Review articleBlocked, delayed, or obstructed: What causes poor white matter development in intrauterine growth restricted infants?

•Intrauterine growth restriction (IUGR) is second only to prematurity as the leading cause of morbidity and mortality.•White matter development is impaired in the brain following IUGR.•Delayed oligodendrocyte maturation and myelination contribute to poor white matter development in IUGR.•Cellular, molecular and endocrine factors are thought to underlie impaired oligodendrocyte maturation and myelination in IUGR.•Putative therapies to promote oligodendrocyte maturation and myelination in IUGR are discussed.

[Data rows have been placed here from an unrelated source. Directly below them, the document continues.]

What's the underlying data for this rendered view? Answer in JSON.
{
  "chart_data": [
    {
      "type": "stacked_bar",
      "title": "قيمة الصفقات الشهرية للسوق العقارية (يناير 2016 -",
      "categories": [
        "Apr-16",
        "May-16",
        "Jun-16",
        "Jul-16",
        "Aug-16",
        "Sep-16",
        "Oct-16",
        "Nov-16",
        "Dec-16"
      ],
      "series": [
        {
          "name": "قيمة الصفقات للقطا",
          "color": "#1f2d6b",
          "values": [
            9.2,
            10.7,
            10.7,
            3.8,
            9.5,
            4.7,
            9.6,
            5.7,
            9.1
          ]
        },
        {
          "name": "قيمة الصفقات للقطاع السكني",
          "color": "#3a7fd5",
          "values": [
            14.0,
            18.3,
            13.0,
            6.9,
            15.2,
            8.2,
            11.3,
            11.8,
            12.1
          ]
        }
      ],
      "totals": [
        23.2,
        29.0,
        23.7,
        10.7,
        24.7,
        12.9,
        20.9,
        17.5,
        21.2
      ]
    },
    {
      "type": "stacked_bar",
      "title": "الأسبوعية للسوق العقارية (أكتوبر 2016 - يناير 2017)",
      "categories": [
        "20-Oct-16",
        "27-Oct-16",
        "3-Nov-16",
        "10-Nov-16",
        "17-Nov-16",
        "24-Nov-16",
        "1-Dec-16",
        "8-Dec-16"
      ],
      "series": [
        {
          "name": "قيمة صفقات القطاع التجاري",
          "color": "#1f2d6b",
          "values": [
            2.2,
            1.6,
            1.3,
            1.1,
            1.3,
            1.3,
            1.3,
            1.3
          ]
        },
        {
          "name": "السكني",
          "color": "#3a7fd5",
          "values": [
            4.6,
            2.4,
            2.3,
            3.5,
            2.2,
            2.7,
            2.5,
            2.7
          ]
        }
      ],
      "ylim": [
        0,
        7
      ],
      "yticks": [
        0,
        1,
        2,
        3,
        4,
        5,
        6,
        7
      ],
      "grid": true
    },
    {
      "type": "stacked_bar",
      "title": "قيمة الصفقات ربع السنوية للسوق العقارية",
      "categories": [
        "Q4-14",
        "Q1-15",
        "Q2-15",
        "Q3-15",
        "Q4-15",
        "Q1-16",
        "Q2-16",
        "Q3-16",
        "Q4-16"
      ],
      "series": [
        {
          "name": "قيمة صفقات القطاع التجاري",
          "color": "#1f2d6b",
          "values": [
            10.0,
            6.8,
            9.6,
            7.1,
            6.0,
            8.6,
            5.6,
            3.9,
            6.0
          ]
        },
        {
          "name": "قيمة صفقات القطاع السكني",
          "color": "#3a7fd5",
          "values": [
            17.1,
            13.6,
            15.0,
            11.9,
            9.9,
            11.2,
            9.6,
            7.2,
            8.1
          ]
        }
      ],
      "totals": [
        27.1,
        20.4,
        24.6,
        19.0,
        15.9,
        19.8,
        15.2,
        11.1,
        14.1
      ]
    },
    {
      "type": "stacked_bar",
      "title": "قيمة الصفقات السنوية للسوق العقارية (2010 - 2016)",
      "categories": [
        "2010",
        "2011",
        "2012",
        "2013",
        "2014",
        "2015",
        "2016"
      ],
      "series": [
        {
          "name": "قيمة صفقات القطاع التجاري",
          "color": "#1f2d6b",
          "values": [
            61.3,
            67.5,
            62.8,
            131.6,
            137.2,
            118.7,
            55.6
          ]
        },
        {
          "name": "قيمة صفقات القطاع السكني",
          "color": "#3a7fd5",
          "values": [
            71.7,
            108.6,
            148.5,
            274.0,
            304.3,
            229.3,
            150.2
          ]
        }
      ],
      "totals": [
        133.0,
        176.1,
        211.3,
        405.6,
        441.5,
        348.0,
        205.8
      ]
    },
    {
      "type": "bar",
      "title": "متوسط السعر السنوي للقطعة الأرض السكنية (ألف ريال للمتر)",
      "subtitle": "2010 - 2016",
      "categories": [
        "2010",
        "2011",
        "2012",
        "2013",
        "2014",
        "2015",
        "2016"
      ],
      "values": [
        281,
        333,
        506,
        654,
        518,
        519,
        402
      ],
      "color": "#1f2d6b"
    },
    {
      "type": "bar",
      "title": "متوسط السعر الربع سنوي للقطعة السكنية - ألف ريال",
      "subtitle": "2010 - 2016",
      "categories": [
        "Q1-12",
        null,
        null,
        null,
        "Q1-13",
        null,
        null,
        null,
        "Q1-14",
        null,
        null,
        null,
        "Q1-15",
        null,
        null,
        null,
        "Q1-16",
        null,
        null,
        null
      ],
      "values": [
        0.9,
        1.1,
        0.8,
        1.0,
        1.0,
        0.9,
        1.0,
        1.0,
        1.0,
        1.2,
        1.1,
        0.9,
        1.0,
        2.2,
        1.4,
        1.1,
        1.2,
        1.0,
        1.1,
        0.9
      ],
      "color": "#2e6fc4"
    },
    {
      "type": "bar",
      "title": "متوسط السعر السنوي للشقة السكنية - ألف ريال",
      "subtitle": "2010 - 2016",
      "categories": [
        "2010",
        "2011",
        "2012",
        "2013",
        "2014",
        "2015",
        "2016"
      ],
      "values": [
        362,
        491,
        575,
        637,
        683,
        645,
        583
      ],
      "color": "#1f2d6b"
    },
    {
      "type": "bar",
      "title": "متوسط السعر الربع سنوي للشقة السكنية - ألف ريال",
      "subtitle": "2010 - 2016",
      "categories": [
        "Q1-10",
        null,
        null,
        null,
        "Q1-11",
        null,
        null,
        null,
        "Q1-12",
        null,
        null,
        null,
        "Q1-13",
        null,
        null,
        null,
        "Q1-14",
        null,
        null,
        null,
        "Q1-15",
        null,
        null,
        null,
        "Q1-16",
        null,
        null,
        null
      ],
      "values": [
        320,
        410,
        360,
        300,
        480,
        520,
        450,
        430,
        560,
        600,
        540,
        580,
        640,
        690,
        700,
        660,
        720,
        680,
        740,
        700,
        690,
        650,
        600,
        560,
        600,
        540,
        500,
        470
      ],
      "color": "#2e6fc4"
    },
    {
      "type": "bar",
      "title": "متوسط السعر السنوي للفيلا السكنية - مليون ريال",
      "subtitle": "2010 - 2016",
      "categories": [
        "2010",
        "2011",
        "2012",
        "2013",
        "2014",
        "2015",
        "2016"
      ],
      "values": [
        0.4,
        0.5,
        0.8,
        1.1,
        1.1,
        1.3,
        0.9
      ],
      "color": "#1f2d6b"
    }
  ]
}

Poor white matter development in intrauterine growth restricted (IUGR) babies remains a major, untreated problem in neonatology. New therapies, guided by an understanding of the mechanisms that underlie normal and abnormal oligodendrocyte development and myelin formation, are required. Much of our knowledge of the mechanisms that underlie impaired myelination come from studies in adult demyelinating disease, preterm brain injury, or experimental models of hypoxia-ischemia. However, relatively less is known for IUGR which is surprising because IUGR is a leading cause of perinatal mortality and morbidity, second only to premature birth. IUGR is also a significant risk factor for the later development of cerebral palsy, and is a greater risk compared to some of the more traditionally researched antecedents - asphyxia and inflammation. Recent evidence suggests that the white matter injury and reduced myelination in the brains of some preterm babies is due to impaired maturation of oligodendrocytes thereby resulting in the reduced capacity to synthesize myelin. Therefore, it is not surprising that the hypomyelination observable in the central nervous system of IUGR infants has similarly lead to investigations identifying a delay or blockade in the progress of maturation of oligodendrocytes in these infants. This review will discuss current ideas thought to account for the poor myelination often present in the neonate's brain following IUGR, and discuss novel interventions that are promising as treatments that promote oligodendrocyte maturation, and thereby repair the myelination deficits that otherwise persist into infancy and childhood and lead to neurodevelopmental abnormalities.